I would expect a site wide nearby feature to help me discover new places nearby that I should visit (Wikivoyage even has a 'Go next' section which does this)
When I'm in a place, on the page itself I would like to be able to see map that helps me explore a city and find places to eat.
On Thu, Mar 27, 2014 at 12:51 PM, Max Semenik msemenik@wikimedia.org wrote:
I imagine that if someone's in London they're much more likely to be interested in finding a place to see or to eat at rather than to find a next city for their trip. Unless all their touristic goals consist of putting check marks near city names in a looong list:)
On Thu, Mar 27, 2014 at 10:47 PM, Jon Robson jdlrobson@gmail.com wrote:
I'm not sure we'd want to bring in secondary points - I can imagine the real use of Special:Nearby on Wikivoyage is for travellers who are looking for places to go to next that are nearby e.g. by train/bus. Somewhere like London would report Cambridge, Stonehenge or Oxford as being nearby even though they are 60+ miles apart.. yet currently it only shows 8 districts in London.

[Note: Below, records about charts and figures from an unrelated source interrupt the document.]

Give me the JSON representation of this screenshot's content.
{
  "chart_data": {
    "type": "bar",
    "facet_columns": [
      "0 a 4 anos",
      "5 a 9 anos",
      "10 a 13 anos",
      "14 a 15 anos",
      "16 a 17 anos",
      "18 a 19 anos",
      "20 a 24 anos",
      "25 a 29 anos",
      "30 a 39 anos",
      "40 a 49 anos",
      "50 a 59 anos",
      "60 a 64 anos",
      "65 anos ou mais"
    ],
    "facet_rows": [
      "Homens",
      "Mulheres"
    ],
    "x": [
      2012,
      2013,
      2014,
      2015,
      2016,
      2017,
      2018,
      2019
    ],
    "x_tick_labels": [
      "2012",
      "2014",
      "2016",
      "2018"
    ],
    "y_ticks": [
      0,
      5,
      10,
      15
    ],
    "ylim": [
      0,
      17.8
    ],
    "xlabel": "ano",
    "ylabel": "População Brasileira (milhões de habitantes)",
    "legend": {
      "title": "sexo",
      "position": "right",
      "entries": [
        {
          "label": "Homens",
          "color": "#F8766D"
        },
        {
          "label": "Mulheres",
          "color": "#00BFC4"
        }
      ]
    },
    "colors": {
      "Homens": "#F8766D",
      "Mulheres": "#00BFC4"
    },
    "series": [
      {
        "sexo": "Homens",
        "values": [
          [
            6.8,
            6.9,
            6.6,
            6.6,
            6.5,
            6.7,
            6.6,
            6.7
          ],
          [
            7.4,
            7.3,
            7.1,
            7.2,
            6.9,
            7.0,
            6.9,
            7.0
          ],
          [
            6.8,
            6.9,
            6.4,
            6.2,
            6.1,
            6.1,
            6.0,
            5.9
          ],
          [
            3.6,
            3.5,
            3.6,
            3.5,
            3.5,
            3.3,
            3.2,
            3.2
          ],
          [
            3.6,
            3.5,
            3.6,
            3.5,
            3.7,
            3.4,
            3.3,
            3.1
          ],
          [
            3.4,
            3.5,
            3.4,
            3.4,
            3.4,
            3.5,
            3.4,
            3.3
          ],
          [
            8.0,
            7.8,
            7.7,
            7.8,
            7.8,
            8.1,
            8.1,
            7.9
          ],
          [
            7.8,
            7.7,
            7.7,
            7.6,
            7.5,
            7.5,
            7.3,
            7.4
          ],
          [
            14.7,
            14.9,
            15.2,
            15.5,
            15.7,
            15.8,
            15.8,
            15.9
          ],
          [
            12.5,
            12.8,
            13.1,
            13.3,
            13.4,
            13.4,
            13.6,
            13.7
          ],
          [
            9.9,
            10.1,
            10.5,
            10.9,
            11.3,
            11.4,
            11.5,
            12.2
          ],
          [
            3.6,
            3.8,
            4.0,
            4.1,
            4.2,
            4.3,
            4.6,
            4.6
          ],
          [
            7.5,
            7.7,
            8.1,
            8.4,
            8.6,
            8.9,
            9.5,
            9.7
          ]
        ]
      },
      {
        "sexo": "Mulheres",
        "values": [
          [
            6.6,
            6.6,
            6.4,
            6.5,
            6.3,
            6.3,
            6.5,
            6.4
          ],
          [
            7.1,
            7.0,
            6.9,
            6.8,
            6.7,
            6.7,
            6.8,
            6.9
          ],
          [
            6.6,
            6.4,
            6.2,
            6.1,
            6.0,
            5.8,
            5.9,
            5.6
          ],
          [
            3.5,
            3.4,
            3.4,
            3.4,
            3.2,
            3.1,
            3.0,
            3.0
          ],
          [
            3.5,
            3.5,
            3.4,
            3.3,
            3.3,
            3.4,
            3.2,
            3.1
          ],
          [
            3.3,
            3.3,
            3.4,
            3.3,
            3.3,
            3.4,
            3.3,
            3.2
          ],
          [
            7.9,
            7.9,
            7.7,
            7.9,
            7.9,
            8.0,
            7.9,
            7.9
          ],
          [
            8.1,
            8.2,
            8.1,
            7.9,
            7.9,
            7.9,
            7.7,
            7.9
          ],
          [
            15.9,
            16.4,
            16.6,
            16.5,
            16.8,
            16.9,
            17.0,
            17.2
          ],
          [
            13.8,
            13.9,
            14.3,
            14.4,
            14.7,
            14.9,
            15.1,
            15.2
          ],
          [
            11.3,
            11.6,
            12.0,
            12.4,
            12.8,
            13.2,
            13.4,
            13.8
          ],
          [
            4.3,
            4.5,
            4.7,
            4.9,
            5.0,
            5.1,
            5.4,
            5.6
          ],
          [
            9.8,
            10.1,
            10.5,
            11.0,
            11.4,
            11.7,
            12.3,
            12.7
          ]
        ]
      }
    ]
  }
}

I imagine something like the in article Nearby pages that we currently have in beta would be a better vehicle for secondary points...
Is there anyway we can guide a volunteer developer to do this and is anyone interested? I'd love to see this moved along and give WV the nearby it deserves.
On Thu, Mar 27, 2014 at 8:26 AM, Max Semenik msemenik@wikimedia.org wrote:
On Thu, Mar 27, 2014 at 6:37 PM, Jon Robson jdlrobson@gmail.com wrote:
Actually my question is about further tweaking this... please reread my email.
D'oh!
So the problem is not in radius but in what to display. https://wikimedia.mingle.thoughtworks.com/projects/mobile/cards/784 discusses how geo search can be made more useful for WV. Our present Nearby implementation that searches for primary coordinaes only is not helpful because the wiki consists of large pages with a lot of POIs around. My current work on porting to Elasticsearch would allow a sane spatial search for secondary coordinates, once it's complete we can experiment with adding a Wikiversity-specific mode for Nearby. With a lot of points around, there should be no need to have a continent-sized radius.